Национальная характерность – вот что еще является несомненным новаторством Иванова как исторического живописца. Кажется, никто до него не рисковал сообщать национальный колорит евангельским событиям: это должно было представляться чем-то кощунственным. По поводу «Явления Мессии» враждебные Иванову академические критики с возмущением говорили, что он представил на своей картине «семейство Ротшильдов». В библейских эскизах черты семитического типа еще более очевидны, характерные позы и жесты изучены художником в синагогах, которые он усердно посещал. Он находил в них несравненную выразительность, силу чувства: руки заломленные, простертые, поднятые над головой; «падение на лицо», лицо, опущенное в колени, – выражение мольбы, тоски, раздумья, раскаяния, надежды… Вне этой национально окрашенной пластической стихии Иванов не мыслил евангельский цикл. Посмотрим на лист «Немой Захария перед народом» – на жест Захарии и на головы слушателей внизу; на рисунок скорбящего Петра – склонение его головы и положение рук; наконец, на «Разряженных женщин», которые «ходят, обольщая взорами». Последний лист стоит в библейской серии особняком, выделяясь своей «жанровостью», остротой бытовых психологических характеристик, тонким юмором, с каким написаны красавицы-щеголихи и переглядывающиеся за их спиной молодые люди. При всем неодобрении бытового жанра как самостоятельного и тем более главного рода живописи Иванов мог быть при желании отличным жанристом – там, где находил это уместным. Но в умеренных дозах. Элементы жанровости не должны были мельчить высокий смысл событий, им надлежало оставаться побочными. Как ни уважал Иванов Овербека, ему очень не нравилось, когда тот изображал маленького Иисуса, работающего пилой. «В пору тому, что “Христос метет стружки из-под Иосифова столярного станка”. Нельзя, нельзя так вольничать, да и зачем?»

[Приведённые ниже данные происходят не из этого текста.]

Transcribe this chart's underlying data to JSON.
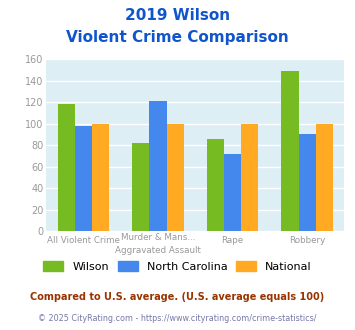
{
  "title_line1": "2019 Wilson",
  "title_line2": "Violent Crime Comparison",
  "cat_labels_top": [
    "",
    "Murder & Mans...",
    "",
    ""
  ],
  "cat_labels_bot": [
    "All Violent Crime",
    "Aggravated Assault",
    "Rape",
    "Robbery"
  ],
  "series": {
    "Wilson": [
      118,
      82,
      86,
      149
    ],
    "North Carolina": [
      98,
      121,
      72,
      90
    ],
    "National": [
      100,
      100,
      100,
      100
    ]
  },
  "colors": {
    "Wilson": "#77bb22",
    "North Carolina": "#4488ee",
    "National": "#ffaa22"
  },
  "ylim": [
    0,
    160
  ],
  "yticks": [
    0,
    20,
    40,
    60,
    80,
    100,
    120,
    140,
    160
  ],
  "title_color": "#1155cc",
  "plot_bg": "#ddeef5",
  "grid_color": "#ffffff",
  "footnote1": "Compared to U.S. average. (U.S. average equals 100)",
  "footnote2": "© 2025 CityRating.com - https://www.cityrating.com/crime-statistics/",
  "footnote1_color": "#993300",
  "footnote2_color": "#7777aa"
}
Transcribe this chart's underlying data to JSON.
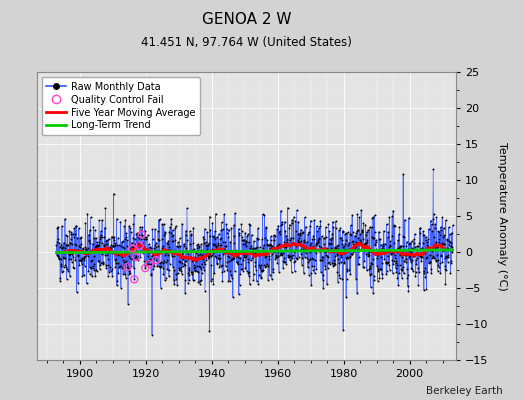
{
  "title": "GENOA 2 W",
  "subtitle": "41.451 N, 97.764 W (United States)",
  "ylabel": "Temperature Anomaly (°C)",
  "credit": "Berkeley Earth",
  "xlim": [
    1887,
    2014
  ],
  "ylim": [
    -15,
    25
  ],
  "yticks": [
    -15,
    -10,
    -5,
    0,
    5,
    10,
    15,
    20,
    25
  ],
  "xticks": [
    1900,
    1920,
    1940,
    1960,
    1980,
    2000
  ],
  "bg_color": "#d3d3d3",
  "plot_bg_color": "#e4e4e4",
  "grid_color": "#ffffff",
  "raw_line_color": "#3355ff",
  "raw_dot_color": "#000000",
  "qc_fail_color": "#ff44cc",
  "moving_avg_color": "#ff0000",
  "trend_color": "#00cc00",
  "seed": 42,
  "start_year": 1893,
  "end_year": 2013,
  "n_months": 1452
}
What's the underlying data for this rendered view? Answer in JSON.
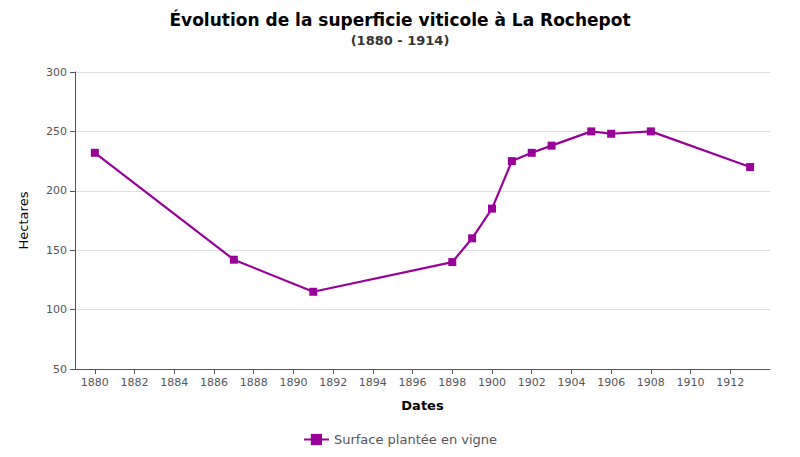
{
  "chart_data": {
    "type": "line",
    "title": "Évolution de la superficie viticole à La Rochepot",
    "subtitle": "(1880 - 1914)",
    "xlabel": "Dates",
    "ylabel": "Hectares",
    "x": [
      1880,
      1887,
      1891,
      1898,
      1899,
      1900,
      1901,
      1902,
      1903,
      1905,
      1906,
      1908,
      1913
    ],
    "series": [
      {
        "name": "Surface plantée en vigne",
        "color": "#990099",
        "marker": "square",
        "values": [
          232,
          142,
          115,
          140,
          160,
          185,
          225,
          232,
          238,
          250,
          248,
          250,
          220
        ]
      }
    ],
    "xlim": [
      1879,
      1914
    ],
    "xticks": [
      1880,
      1882,
      1884,
      1886,
      1888,
      1890,
      1892,
      1894,
      1896,
      1898,
      1900,
      1902,
      1904,
      1906,
      1908,
      1910,
      1912
    ],
    "ylim": [
      50,
      300
    ],
    "yticks": [
      50,
      100,
      150,
      200,
      250,
      300
    ],
    "grid": true,
    "legend": "bottom"
  }
}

Свой дар проникновения в психологию личности, индивидуальную психологию, Александр Иванов также несколько приглушает в библейских эскизах по сравнению с «Явлением Мессии» – приглушает, но не отказывается. М. Алленов в своем исследовании пишет, что в библейских эскизах «действует стихия, толпа, человеческий род, руководимый инстинктом вдохновения, коллективная психология преобладает над психологией индивидуальной. Чрезвычайно знаменательно в этом смысле, что при создании позднего библейского цикла работа велась исключительно над иконографией сюжетов и общими очерками композиций, понятными в целом как зрелище, из которого не выделялись лица». Это только отчасти верно. Конечно, в каждой из нескольких сотен библейских композиций не было и не могло быть такого же скрупулезного распределения психологических ролей и такого же разнообразия лиц, как в большой картине, которая мыслилась художником как единственная. Имело значение и то простое обстоятельство, что в эскизах маленького размера вообще невозможно прорисовывать отдельные лица. Но это еще не значит, что Иванов считал ненужной их индивидуализацию, – она должна была выявиться сильнее при переводе акварельных эскизов в монументальные картины, но и в эскизах намечена с достаточной определенностью, особенно в новозаветном цикле. И особенно по отношению к тем персонажам, которые не составляют «хор», но выступают протагонистами. Хрупкая и стойкая Мария, пылкий Иоанн Креститель, скептический Пилат, властный Павел – это личности, а не просто носители коллективной психологии. В альбоме Иванова есть зарисовки лиц (именно лиц!) апостолов, каждое со своим индивидуальным складом и выражением.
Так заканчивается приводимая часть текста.